Yep. It's the meta data that Word stores in streams that will get lost.


And this is why I believe that using streams in application is well,
ill-advised. Indeed, one of my concerns with providing streams
support is that application authors may make the mistake of using it,
and we will be back to the bad old days (when MacOS made this mistake)
where you will need to binhex files before you ftp them (and unbinhex
them on the otherside) --- and if you forget, the resulting file will
be useless.


This is not a problem with multiple streams implemented right - as a directory.
You don't stay away from directories just because you have to tar
them in order to put them on ftp sites? ;-)

Still, you're right that apps using streams jsut for the hell of it is bad.
That sort of thing happens all the time when something new shows up,
some people will use it without thinking.


At least currently (to my knowledge anyway) all stream support in Windows is data that is not important, and that can be either regenerated from filesystem metadata or (more usually) the main file stream itself.
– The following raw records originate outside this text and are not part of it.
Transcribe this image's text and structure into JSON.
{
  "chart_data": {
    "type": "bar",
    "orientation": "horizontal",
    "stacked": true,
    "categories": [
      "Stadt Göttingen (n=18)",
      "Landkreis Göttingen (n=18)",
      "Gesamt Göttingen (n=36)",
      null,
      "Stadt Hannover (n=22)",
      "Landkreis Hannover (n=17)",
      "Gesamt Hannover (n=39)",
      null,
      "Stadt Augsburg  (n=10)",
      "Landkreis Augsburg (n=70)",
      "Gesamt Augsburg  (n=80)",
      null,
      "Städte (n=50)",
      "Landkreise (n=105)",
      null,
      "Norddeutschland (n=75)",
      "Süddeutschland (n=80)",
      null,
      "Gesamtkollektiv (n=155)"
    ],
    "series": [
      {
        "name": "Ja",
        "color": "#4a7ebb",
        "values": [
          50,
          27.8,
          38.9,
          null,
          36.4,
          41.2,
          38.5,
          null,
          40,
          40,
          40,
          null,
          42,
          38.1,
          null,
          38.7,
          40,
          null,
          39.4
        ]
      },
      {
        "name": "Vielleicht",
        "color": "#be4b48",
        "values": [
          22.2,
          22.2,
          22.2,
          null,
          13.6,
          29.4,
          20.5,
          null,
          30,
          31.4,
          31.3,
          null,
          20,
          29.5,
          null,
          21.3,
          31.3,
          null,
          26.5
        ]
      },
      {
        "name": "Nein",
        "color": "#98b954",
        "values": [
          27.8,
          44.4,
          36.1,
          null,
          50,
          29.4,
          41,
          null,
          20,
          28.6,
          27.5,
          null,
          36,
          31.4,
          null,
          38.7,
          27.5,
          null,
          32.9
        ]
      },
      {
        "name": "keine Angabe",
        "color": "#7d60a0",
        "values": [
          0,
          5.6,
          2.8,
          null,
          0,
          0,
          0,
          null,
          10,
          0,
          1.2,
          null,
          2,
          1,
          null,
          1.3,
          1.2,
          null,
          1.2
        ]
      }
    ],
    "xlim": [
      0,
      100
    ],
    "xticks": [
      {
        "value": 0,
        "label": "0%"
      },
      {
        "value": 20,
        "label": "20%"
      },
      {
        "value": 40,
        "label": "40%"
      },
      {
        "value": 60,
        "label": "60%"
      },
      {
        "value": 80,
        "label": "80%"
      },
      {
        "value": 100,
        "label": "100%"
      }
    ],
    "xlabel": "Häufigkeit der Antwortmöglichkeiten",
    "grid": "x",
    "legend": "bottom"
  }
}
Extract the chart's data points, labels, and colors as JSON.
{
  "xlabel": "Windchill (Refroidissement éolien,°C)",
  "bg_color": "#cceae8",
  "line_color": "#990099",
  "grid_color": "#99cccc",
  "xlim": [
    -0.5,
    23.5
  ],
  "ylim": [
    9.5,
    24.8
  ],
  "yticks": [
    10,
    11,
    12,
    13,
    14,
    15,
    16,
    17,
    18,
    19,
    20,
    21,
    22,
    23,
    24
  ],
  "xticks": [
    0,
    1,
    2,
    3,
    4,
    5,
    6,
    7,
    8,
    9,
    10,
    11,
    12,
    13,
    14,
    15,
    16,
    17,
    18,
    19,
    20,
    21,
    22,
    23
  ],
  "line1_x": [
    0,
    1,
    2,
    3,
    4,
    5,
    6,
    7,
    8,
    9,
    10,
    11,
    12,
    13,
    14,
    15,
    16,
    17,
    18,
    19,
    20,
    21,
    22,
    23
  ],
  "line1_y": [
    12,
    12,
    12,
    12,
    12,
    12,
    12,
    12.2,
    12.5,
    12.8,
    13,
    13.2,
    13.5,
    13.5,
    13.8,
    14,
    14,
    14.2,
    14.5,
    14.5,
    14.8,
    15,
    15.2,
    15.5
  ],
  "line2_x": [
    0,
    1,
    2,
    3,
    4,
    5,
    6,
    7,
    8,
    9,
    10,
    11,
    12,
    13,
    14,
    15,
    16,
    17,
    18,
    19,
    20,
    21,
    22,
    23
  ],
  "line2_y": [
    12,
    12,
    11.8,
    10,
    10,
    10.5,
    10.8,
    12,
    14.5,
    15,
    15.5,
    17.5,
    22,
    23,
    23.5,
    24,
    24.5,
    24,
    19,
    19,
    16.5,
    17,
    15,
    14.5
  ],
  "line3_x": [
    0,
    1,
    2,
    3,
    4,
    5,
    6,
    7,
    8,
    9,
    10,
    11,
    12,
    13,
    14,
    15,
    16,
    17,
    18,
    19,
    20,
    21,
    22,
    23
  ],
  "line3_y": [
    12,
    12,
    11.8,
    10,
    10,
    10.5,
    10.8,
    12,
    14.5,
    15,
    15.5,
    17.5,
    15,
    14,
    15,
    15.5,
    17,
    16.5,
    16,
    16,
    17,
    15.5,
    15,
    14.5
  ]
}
This sort of data is really where streams excel, by providing a way to access data that would otherwise take time/cpu to regenerate over and over, but that in itself is not indispensable.

Streams as a cache.

Good examples of this are indexes of data within a document, details of who owns/created/modified the document, common views or reformatting of the data, etc. With audio/video/graphics, you could store lower quality transforms of data (eg: stereo to mono, resolution reduction, thumbnails, etc) in the streams for a file. With a word document, it could be things like an index (assuming it's auto-generated from section headings). With a database, it could be the indexes, and a few views that are expensive time-wise to generate. All of these are easily regenerated from the original data stream, but takes a while. And if you've got the disk, why not use it?


Actually, some if this is bad examples of using streams.
Why can't that index be stored _in_ the document?
After all, the word processor is the one who knows the document's
internal format, how to generate the index, and how to use it. Well,
this example is bad anyway as an index can be created so fast from
a well structured document that there is little need for storing one.
(Example - see how lyx keeps a live index in the "navigate" menu. . .)

A document format may also contain fields specifying who made it, or
even a log of who modified it and when.

It seems to me that streams are more useful for stuff that the file's
main application don't deal with itself. Such as attaching icons that
follow the file around.

If streams were always to be considered volatile, then you could do all sorts of interesting things with them. Any disk cleanup mechanism you have could also reap old streams specifically if the disk gets below a certain amount free.

That would limit streams to caching use _only_, disks fill occationally
and we can't have _useful_ stuff disappearing at random.